Отставив пустую миску, я подняла глаза на девушку и спросила:
— Преподобной матери?
— Ей. Аппетит у нее отличный, даром что говорят, мол, ведьмы должны лягушками питаться. Эту вот что-то не тянет на лягушек. Не рассиживайся. Мы и так задержались.
— Куда нам сейчас? — с тоской спросила я и торопливо пожаловалась: — Как головой стукнулась, так и не помню ничего.
— Вставай уже, пойдем. Сестра Марсия работу на день назначать будет. Если разозлится, опять на огород сошлет.
Сестрой Марсией, как оказалось, звали ту самую старуху, что читала нам молитву и командовала, когда кланяться. В трапезной ее не было. Думаю, тоже где-то кормилась отдельно от остальных.

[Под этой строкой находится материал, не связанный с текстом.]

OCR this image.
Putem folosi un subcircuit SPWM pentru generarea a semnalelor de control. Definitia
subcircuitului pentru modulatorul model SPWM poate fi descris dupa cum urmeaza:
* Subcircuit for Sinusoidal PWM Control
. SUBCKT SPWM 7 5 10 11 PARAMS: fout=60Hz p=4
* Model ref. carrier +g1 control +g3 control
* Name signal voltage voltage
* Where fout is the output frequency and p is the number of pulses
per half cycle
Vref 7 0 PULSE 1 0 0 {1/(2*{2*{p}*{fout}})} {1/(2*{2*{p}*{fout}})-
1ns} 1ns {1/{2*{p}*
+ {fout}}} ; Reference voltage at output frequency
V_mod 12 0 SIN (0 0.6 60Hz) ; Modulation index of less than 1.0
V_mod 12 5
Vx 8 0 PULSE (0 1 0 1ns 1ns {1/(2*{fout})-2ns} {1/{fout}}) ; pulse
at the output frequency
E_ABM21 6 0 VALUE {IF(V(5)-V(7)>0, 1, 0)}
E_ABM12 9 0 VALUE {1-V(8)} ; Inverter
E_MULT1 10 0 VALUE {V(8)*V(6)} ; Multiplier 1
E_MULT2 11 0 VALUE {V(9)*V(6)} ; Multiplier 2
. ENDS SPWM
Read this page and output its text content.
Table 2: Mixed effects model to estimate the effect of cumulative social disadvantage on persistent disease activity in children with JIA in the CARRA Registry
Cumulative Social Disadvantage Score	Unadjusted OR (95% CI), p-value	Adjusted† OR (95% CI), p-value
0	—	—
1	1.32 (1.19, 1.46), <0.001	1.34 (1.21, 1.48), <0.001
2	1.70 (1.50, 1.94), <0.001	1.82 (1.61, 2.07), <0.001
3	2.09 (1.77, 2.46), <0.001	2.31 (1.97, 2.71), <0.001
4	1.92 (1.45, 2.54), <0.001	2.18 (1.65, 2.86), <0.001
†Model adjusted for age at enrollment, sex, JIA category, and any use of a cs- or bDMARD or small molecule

Сейчас она сидела в маленькой келье с распахнутыми дверями. На столе перед ней лежала толстая тетрадь, куда она что-то записывала мелким, почти бисерным почерком. Разумеется, назначение мы получили именно на огород. Не знаю уж, почему моя собеседница не хотела туда. А мне сама мысль покинуть эти каменные стены казалась привлекательной.
Впрочем, с сестрой Марсией девушка не спорила, а только смиренно поклонилась, приложив ладонь к сердцу. Однако старуху это не остановил от строгого замечания:
— Я смотрю, Лаура, ты делаешь все как всегда. Как молиться — ты последняя, как ложкой за столом работать, ты самая первая.
Неожиданно девушка разозлилась, перестала сутулиться и, весьма нахально улыбнувшись, ответила:
— Так ведь мне, сестра Марсия, через двадцать пять дён замуж выходить. Пища в монастыре, конечно, освященная, да уж больно скудная. Как будто вы, святые сестры, боитесь лишней святости остальным раздать.
Видя, как багровеет лицо старухи, девица засмеялась, схватила меня за руку и резво куда-то потащила.